At the press conference, nobody got into a discussion of the historical value of La Placita vs. St. Vibiana’s. But Mahony wasn’t much of a St. Vibiana’s booster.

Where, I asked, would you place St. Vibiana’s on a list of the world’s great cathedrals?

“Either last or next to last,” he said. “There may be one worse, but I can’t recall one.”

Afterward, he took us on a tour of the place. We saw bricks with crumbling mortar. The foundations were rubble. The sanctuary ceiling, he said, was held up by horsehair, a 19th century building material.

As we finished the tour, the message was clear: Only fervent prayer has prevented the old church from collapsing.

Advertisement

The show was not surprising for students of the cardinal. He hit hard. He had clear villains, the Los Angeles Conservancy and other preservationists. “A small group of obstructionists,” he called them.
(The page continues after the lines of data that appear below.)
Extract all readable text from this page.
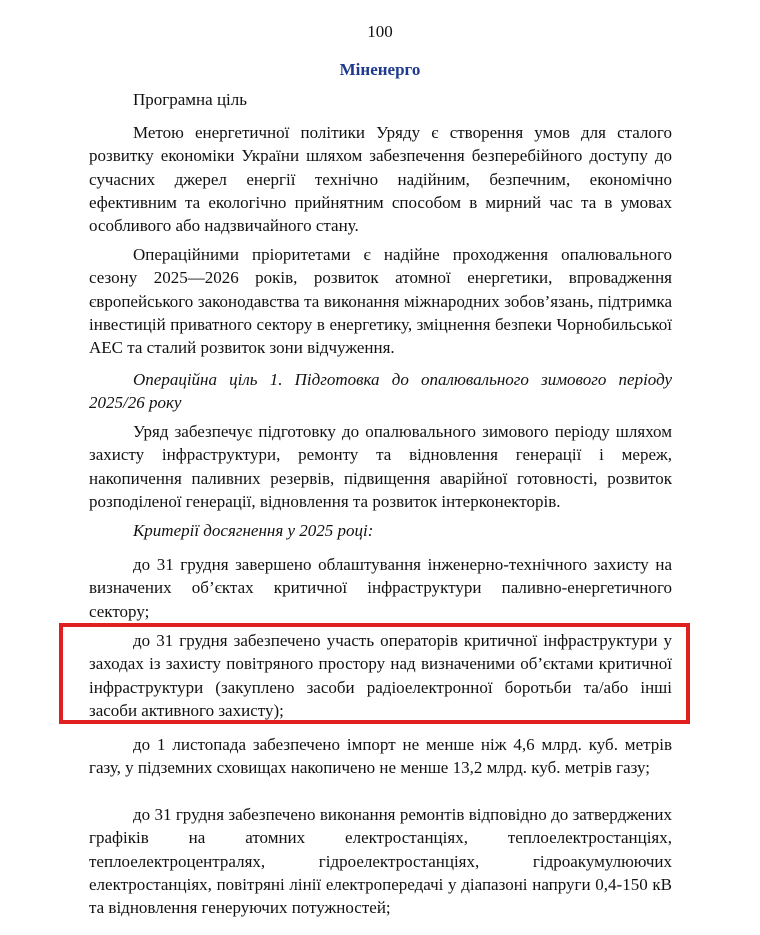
100
Міненерго
Програмна ціль
Метою енергетичної політики Уряду є створення умов для сталого розвитку економіки України шляхом забезпечення безперебійного доступу до сучасних джерел енергії технічно надійним, безпечним, економічно ефективним та екологічно прийнятним способом в мирний час та в умовах особливого або надзвичайного стану.
Операційними пріоритетами є надійне проходження опалювального сезону 2025—2026 років, розвиток атомної енергетики, впровадження європейського законодавства та виконання міжнародних зобов’язань, підтримка інвестицій приватного сектору в енергетику, зміцнення безпеки Чорнобильської АЕС та сталий розвиток зони відчуження.
Операційна ціль 1. Підготовка до опалювального зимового періоду 2025/26 року
Уряд забезпечує підготовку до опалювального зимового періоду шляхом захисту інфраструктури, ремонту та відновлення генерації і мереж, накопичення паливних резервів, підвищення аварійної готовності, розвиток розподіленої генерації, відновлення та розвиток інтерконекторів.
Критерії досягнення у 2025 році:
до 31 грудня завершено облаштування інженерно-технічного захисту на визначених об’єктах критичної інфраструктури паливно-енергетичного сектору;
до 31 грудня забезпечено участь операторів критичної інфраструктури у заходах із захисту повітряного простору над визначеними об’єктами критичної інфраструктури (закуплено засоби радіоелектронної боротьби та/або інші засоби активного захисту);
до 1 листопада забезпечено імпорт не менше ніж 4,6 млрд. куб. метрів газу, у підземних сховищах накопичено не менше 13,2 млрд. куб. метрів газу;
до 31 грудня забезпечено виконання ремонтів відповідно до затверджених графіків на атомних електростанціях, теплоелектростанціях, теплоелектроцентралях, гідроелектростанціях, гідроакумулюючих електростанціях, повітряні лінії електропередачі у діапазоні напруги 0,4-150 кВ та відновлення генеруючих потужностей;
Conservancy Executive Director Dishman said she was “taken aback” by the intensity of Mahony’s attack.

She shouldn’t have been. He fought just as hard when then-Mayor Tom Bradley and his allies opposed a major anti-gang program backed by Mahony. That battle resounded through local government for months.

This time, he has more allies. Councilwoman Rita Walters, an opponent on the gang issue, is on Mahony’s side. She represents downtown and wants the new cathedral there.

Walters’ habitual foe, Mayor Richard Riordan, is with her on this one. The mayor, an influential Catholic layman, is close friends with the cardinal.

Behind them are powerful business interests who feel the cathedral is needed to save old downtown. The area is in trouble. Plans to build a new concert hall near the Music Center have stalled. Old office buildings are empty. The cathedral was expected to be a centerpiece of revival.

Advertisement

In some cities, this could be fixed by a few quiet phone calls. In L.A., power is so divided you can’t figure out whom to go to for decisions. So public opinion--and the media--rule.

It was public dismay over destruction of our historic buildings that led to the laws protecting them. These laws are now interfering with Mahony’s plans.

But this is more than a legal question. It’s political. We can’t let downtown go down the drain. And neither can we blithely dispose of our history.

So with the cardinal holding all the cards, the preservationists are going to have to find a way to compromise with him.

Either that, or hold a better press conference.